Il est évident que la classe ouvrière préférerait conquérir le pouvoir de manière pacifique. Mais l'expérience historique nous prouve que tant que la bourgeoisie n'aura pas été renversée dans les principaux pays impérialistes, le processus de transition du capitalisme au socialisme ne pourra se réaliser de façon légale ou pacifique, comme par la voie parlementaire. Cela est dû au fait que la bourgeoisie monopoliste n'acceptera jamais de céder le pouvoir volontairement et pacifiquement.

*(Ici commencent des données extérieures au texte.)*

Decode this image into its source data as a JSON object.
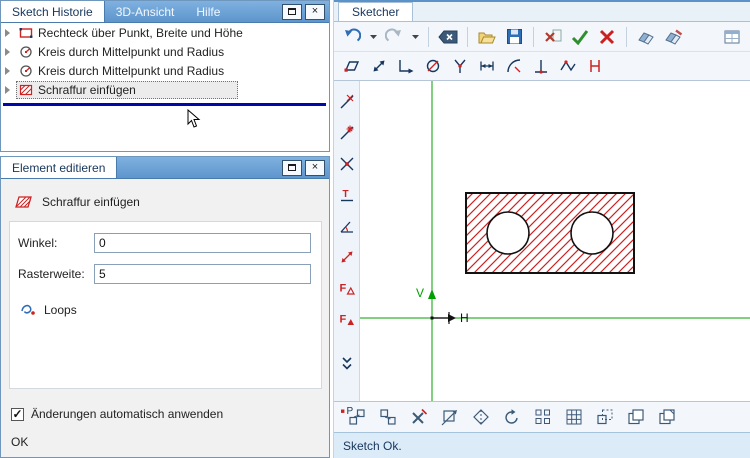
{
  "history_window": {
    "tabs": [
      {
        "label": "Sketch Historie",
        "active": true
      },
      {
        "label": "3D-Ansicht",
        "active": false
      },
      {
        "label": "Hilfe",
        "active": false
      }
    ],
    "items": [
      {
        "label": "Rechteck über Punkt, Breite und Höhe",
        "icon": "rectangle-icon",
        "selected": false
      },
      {
        "label": "Kreis durch Mittelpunkt und Radius",
        "icon": "circle-icon",
        "selected": false
      },
      {
        "label": "Kreis durch Mittelpunkt und Radius",
        "icon": "circle-icon",
        "selected": false
      },
      {
        "label": "Schraffur einfügen",
        "icon": "hatch-icon",
        "selected": true
      }
    ]
  },
  "editor_window": {
    "title": "Element editieren",
    "element_icon": "hatch-icon",
    "element_label": "Schraffur einfügen",
    "fields": [
      {
        "label": "Winkel:",
        "value": "0"
      },
      {
        "label": "Rasterweite:",
        "value": "5"
      }
    ],
    "loops_label": "Loops",
    "apply_checkbox_label": "Änderungen automatisch anwenden",
    "apply_checkbox_checked": true,
    "ok_label": "OK"
  },
  "sketcher_panel": {
    "tab_label": "Sketcher",
    "status_text": "Sketch Ok.",
    "axes": {
      "vertical_label": "V",
      "horizontal_label": "H"
    },
    "toolbar_main_icons": [
      "undo",
      "undo-dropdown",
      "redo",
      "redo-dropdown",
      "backspace-delete",
      "open-sketch",
      "save-sketch",
      "delete-element",
      "accept-sketch",
      "cancel-sketch",
      "eraser",
      "eraser-pencil",
      "window-grid"
    ],
    "toolbar_draw_icons": [
      "move-vertex",
      "stretch-arrows",
      "corner-arrow",
      "circle-modify",
      "split-y",
      "dimension-horizontal",
      "tangent-arc",
      "perpendicular",
      "polyline-join",
      "dimension-red"
    ],
    "toolbar_left_icons": [
      "snap-point",
      "snap-star",
      "snap-intersection",
      "tangent-constraint",
      "angle-constraint",
      "distance-constraint",
      "fix-constraint-a",
      "fix-constraint-b",
      "collapse-chevron",
      "point-label"
    ],
    "toolbar_bottom_icons": [
      "reorder-a",
      "reorder-b",
      "delete-x",
      "move-diagonal",
      "mirror-diamond",
      "rotate-arc",
      "grid-pattern-a",
      "grid-pattern-b",
      "scale-rect",
      "copy-stack",
      "paste-stack"
    ]
  },
  "colors": {
    "hatch_red": "#cc2222",
    "axis_green": "#00a000",
    "insert_line_blue": "#0008a8",
    "header_blue": "#5e95cb",
    "accent_navy": "#17365d"
  }
}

Étant donné l'expérience qu'ils ont accumulée, les États capitalistes de notre époque ne laisseront pas le mouvement révolutionnaire de la classe ouvrière accumuler et concentrer ses forces de manière pacifique. Ces États représentent en fait la contre-révolution organisée et permanente. Nous ne sommes plus aujourd'hui à l'époque de la libre concurrence et de la démocratie bourgeoise, alors qu'il était encore possible pour la classe ouvrière - pour paraphraser Engels - de s'organiser et d'utiliser les institutions bourgeoises pour « lutter contre ces institutions elles-mêmes ». La mise en place de formes de pouvoir de type fasciste et policier dans la quasi totalité des pays capitalistes a rendu caduques et inutiles les vieilles méthodes de la lutte parlementaire et pacifique ; d'autre part, elle n'a pu empêcher l'apparition et l'introduction progressives de nouvelles méthodes de lutte.

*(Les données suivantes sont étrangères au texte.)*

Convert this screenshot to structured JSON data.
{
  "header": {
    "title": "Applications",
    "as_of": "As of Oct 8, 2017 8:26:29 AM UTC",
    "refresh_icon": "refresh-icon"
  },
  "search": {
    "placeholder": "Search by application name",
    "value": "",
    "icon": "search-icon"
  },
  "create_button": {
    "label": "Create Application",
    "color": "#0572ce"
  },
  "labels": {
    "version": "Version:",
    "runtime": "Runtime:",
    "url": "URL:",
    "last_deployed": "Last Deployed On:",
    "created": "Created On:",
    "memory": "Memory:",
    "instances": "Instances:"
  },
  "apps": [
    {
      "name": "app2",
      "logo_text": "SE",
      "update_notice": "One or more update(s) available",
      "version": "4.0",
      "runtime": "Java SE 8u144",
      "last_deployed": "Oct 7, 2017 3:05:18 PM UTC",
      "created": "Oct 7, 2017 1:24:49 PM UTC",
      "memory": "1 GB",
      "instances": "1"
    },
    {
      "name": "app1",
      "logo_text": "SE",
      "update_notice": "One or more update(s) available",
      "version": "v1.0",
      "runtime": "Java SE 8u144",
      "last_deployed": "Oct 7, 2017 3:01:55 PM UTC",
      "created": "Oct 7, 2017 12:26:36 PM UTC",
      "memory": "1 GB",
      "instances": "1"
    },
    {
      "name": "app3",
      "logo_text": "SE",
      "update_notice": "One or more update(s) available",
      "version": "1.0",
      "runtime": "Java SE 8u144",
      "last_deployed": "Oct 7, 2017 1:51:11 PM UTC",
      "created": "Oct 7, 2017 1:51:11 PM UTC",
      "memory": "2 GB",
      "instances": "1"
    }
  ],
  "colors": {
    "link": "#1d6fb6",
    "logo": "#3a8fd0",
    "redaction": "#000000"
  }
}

En Espagne, [...] la combinaison des actions armées de la guérilla avec les grèves, les manifestations, les actes de sabotage, etc. est devenue la principale forme de lutte de la classe ouvrière et du mouvement populaire.
À l'intérieur de ce mouvement, la lutte des masses et l'activité du Parti jouent le rôle principal. La lutte armée de la guérilla et l'organisation militaire doivent être subordonnées aux autres formes de lutte et d'organisation. En Espagne, la guérilla ne sera pas capable par elle-même d'accumuler la force militaire nécessaire au renversement et à la destruction de l'armée fasciste. En temps et lieu, l'insurrection générale des masses combinée à la lutte de la guérilla armée renverseront l'État capitaliste. D'ici là, les tâches principales que la guérilla doit accomplir sont les suivantes : continuer à soutenir le mouvement des masses et leurs organisations ; contribuer à créer les conditions (aux niveaux politique, économique, militaire, organisationnel...) pour que les larges masses puissent participer pleinement à la lutte pour le pouvoir ; et finalement, assurer son propre développement.

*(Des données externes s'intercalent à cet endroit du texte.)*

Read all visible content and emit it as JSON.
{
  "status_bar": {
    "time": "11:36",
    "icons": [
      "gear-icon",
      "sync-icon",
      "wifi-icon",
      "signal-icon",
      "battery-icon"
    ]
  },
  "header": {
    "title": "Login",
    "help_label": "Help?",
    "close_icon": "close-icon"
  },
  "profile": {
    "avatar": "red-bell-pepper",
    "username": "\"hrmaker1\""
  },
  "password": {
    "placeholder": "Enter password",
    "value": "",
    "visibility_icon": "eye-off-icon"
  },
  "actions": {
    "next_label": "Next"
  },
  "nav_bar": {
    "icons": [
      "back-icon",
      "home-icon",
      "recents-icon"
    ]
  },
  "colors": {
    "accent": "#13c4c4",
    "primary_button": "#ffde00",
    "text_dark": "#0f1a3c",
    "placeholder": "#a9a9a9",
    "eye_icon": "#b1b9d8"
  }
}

Le rôle de la lutte armée et de l'organisation de la guérilla n'est pas déterminé ou limité par des conditions temporaires, insurrectionnelles ou locales ; il n'est donc pas de nature tactique, mais bien permanent. Ceci découle des conditions du régime politique et économique de l'impérialisme, de la crise et du développement de la lutte de classe. Ainsi, la lutte armée de la guérilla est désormais une composante essentielle de la stratégie révolutionnaire du prolétariat.
[...] La lutte de résistance aura nécessairement un caractère prolongé, étant donné que nous faisons face à un ennemi qui compte sur une machine d'État étendue et centralisée, disposant de moyens relativement puissants et du soutien non négligeable de l'impérialisme international. En outre, nous devons écarter toute possibilité d'organiser les larges masses à travers les moyens légaux, espérant qu'à un moment donné, elles seraient amenées à confronter la réaction et à renverser l'État capitaliste par une insurrection armée. Cette perspective est tout à fait désuète. [...] La seule alternative est donc la résistance politique et la lutte armée, de sorte à ce que lorsque l'insurrection se posera, elle aura été précédée par plusieurs années de résistance de la part du mouvement populaire - une période lors de laquelle il y aura eu des avancées et des reculs, les masses auront appris à utiliser toutes les méthodes de lutte et on aura également appris à combiner adéquatement les aspects politiques et militaires.
Décembre 1998 (traduit de l'édition anglaise parue en juillet 1999)
(paru dans la revue Socialisme Maintenant! n° 6)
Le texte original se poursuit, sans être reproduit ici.